Another of Diamond’s initiatives invites students at undergraduate level to spend a summer working at the synchrotron on real scientific research projects. Daniel Greenwood was one of the students; he worked with a team from I02, one of Diamond’s life sciences beamlines, over the summer. For Daniel, it’s the practical experience of working at a scientific facility that’s so important: “It just makes such a difference. When you’re looking at an exam question on how you characterise a protein, you don’t want to have to remember flashcards and strange words. It’s much better to be able to look back to when you did that experiment, the room you were in, the machines you used. It just makes it so much clearer and more vivid”.

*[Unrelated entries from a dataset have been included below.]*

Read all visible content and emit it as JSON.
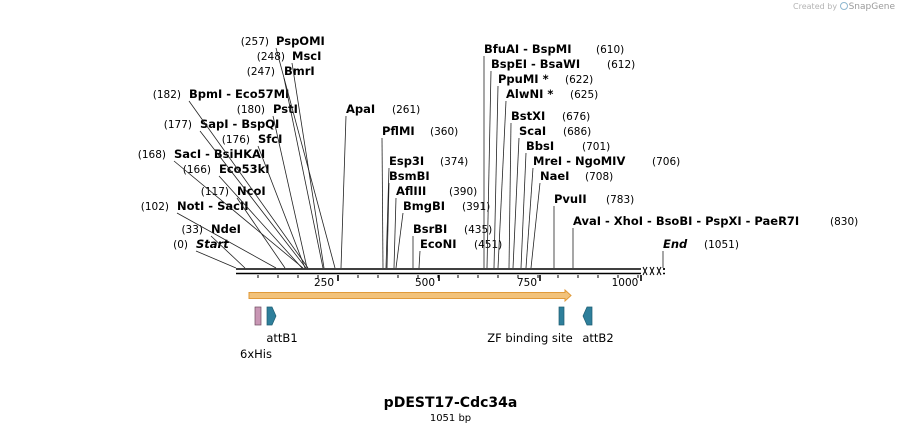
{
  "watermark": {
    "prefix": "Created by",
    "brand": "SnapGene"
  },
  "plasmid": {
    "name": "pDEST17-Cdc34a",
    "length_label": "1051 bp"
  },
  "ruler": {
    "ticks": [
      "250",
      "500",
      "750",
      "1000"
    ]
  },
  "sites": [
    {
      "pos": "(0)",
      "label": "Start",
      "italic": true,
      "enzymes": [
        "Start"
      ]
    },
    {
      "pos": "(33)",
      "label": "NdeI",
      "enzymes": [
        "NdeI"
      ]
    },
    {
      "pos": "(102)",
      "label": "NotI  - SacII",
      "enzymes": [
        "NotI",
        "SacII"
      ]
    },
    {
      "pos": "(117)",
      "label": "NcoI",
      "enzymes": [
        "NcoI"
      ]
    },
    {
      "pos": "(166)",
      "label": "Eco53kI",
      "enzymes": [
        "Eco53kI"
      ]
    },
    {
      "pos": "(168)",
      "label": "SacI  - BsiHKAI",
      "enzymes": [
        "SacI",
        "BsiHKAI"
      ]
    },
    {
      "pos": "(176)",
      "label": "SfcI",
      "enzymes": [
        "SfcI"
      ]
    },
    {
      "pos": "(177)",
      "label": "SapI  - BspQI",
      "enzymes": [
        "SapI",
        "BspQI"
      ]
    },
    {
      "pos": "(180)",
      "label": "PstI",
      "enzymes": [
        "PstI"
      ]
    },
    {
      "pos": "(182)",
      "label": "BpmI  - Eco57MI",
      "enzymes": [
        "BpmI",
        "Eco57MI"
      ]
    },
    {
      "pos": "(247)",
      "label": "BmrI",
      "enzymes": [
        "BmrI"
      ]
    },
    {
      "pos": "(248)",
      "label": "MscI",
      "enzymes": [
        "MscI"
      ]
    },
    {
      "pos": "(257)",
      "label": "PspOMI",
      "enzymes": [
        "PspOMI"
      ]
    },
    {
      "pos": "(261)",
      "label": "ApaI",
      "enzymes": [
        "ApaI"
      ]
    },
    {
      "pos": "(360)",
      "label": "PflMI",
      "enzymes": [
        "PflMI"
      ]
    },
    {
      "pos": "(374)",
      "label": "Esp3I",
      "enzymes": [
        "Esp3I"
      ]
    },
    {
      "pos": "",
      "label": "BsmBI",
      "enzymes": [
        "BsmBI"
      ]
    },
    {
      "pos": "(390)",
      "label": "AflIII",
      "enzymes": [
        "AflIII"
      ]
    },
    {
      "pos": "(391)",
      "label": "BmgBI",
      "enzymes": [
        "BmgBI"
      ]
    },
    {
      "pos": "(435)",
      "label": "BsrBI",
      "enzymes": [
        "BsrBI"
      ]
    },
    {
      "pos": "(451)",
      "label": "EcoNI",
      "enzymes": [
        "EcoNI"
      ]
    },
    {
      "pos": "(610)",
      "label": "BfuAI  - BspMI",
      "enzymes": [
        "BfuAI",
        "BspMI"
      ]
    },
    {
      "pos": "(612)",
      "label": "BspEI  - BsaWI",
      "enzymes": [
        "BspEI",
        "BsaWI"
      ]
    },
    {
      "pos": "(622)",
      "label": "PpuMI *",
      "enzymes": [
        "PpuMI *"
      ]
    },
    {
      "pos": "(625)",
      "label": "AlwNI *",
      "enzymes": [
        "AlwNI *"
      ]
    },
    {
      "pos": "(676)",
      "label": "BstXI",
      "enzymes": [
        "BstXI"
      ]
    },
    {
      "pos": "(686)",
      "label": "ScaI",
      "enzymes": [
        "ScaI"
      ]
    },
    {
      "pos": "(701)",
      "label": "BbsI",
      "enzymes": [
        "BbsI"
      ]
    },
    {
      "pos": "(706)",
      "label": "MreI  - NgoMIV",
      "enzymes": [
        "MreI",
        "NgoMIV"
      ]
    },
    {
      "pos": "(708)",
      "label": "NaeI",
      "enzymes": [
        "NaeI"
      ]
    },
    {
      "pos": "(783)",
      "label": "PvuII",
      "enzymes": [
        "PvuII"
      ]
    },
    {
      "pos": "(830)",
      "label": "AvaI  - XhoI  - BsoBI  - PspXI  - PaeR7I",
      "enzymes": [
        "AvaI",
        "XhoI",
        "BsoBI",
        "PspXI",
        "PaeR7I"
      ]
    },
    {
      "pos": "(1051)",
      "label": "End",
      "italic": true,
      "enzymes": [
        "End"
      ]
    }
  ],
  "features": [
    {
      "name": "6xHis",
      "color": "#c896b4"
    },
    {
      "name": "attB1",
      "color": "#2e7f9b"
    },
    {
      "name": "ZF binding site",
      "color": "#2e7f9b"
    },
    {
      "name": "attB2",
      "color": "#2e7f9b"
    }
  ],
  "orf": {
    "color": "#f2c27a",
    "outline": "#e09a3a"
  }
}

Laura Holland, Public Engagement Manager at Diamond, agrees that hands-on experience is key to inspiring the next generation: “There’s a team of researchers and technicians behind every new discovery at the synchrotron, and we want to show young people that scientific progress depends on these people. It’s important to demonstrate how an interest in science can translate into a career, and we need to highlight the practical consequences of research. Vaccines, nanotechnology, jet planes – that’s what Diamond can offer: it’s science in action”.
Ultimately, science is only as good as the scientists behind it. That’s why it’s so important to invest in the next generation of STEM professionals. From antibiotics to iPods, we owe most of the benefits of modern life to science. If we want progress to continue, we need to foster scientific curiosity in young minds. At Diamond, we aim to reach out to bright young people and help them realise that they are scientists.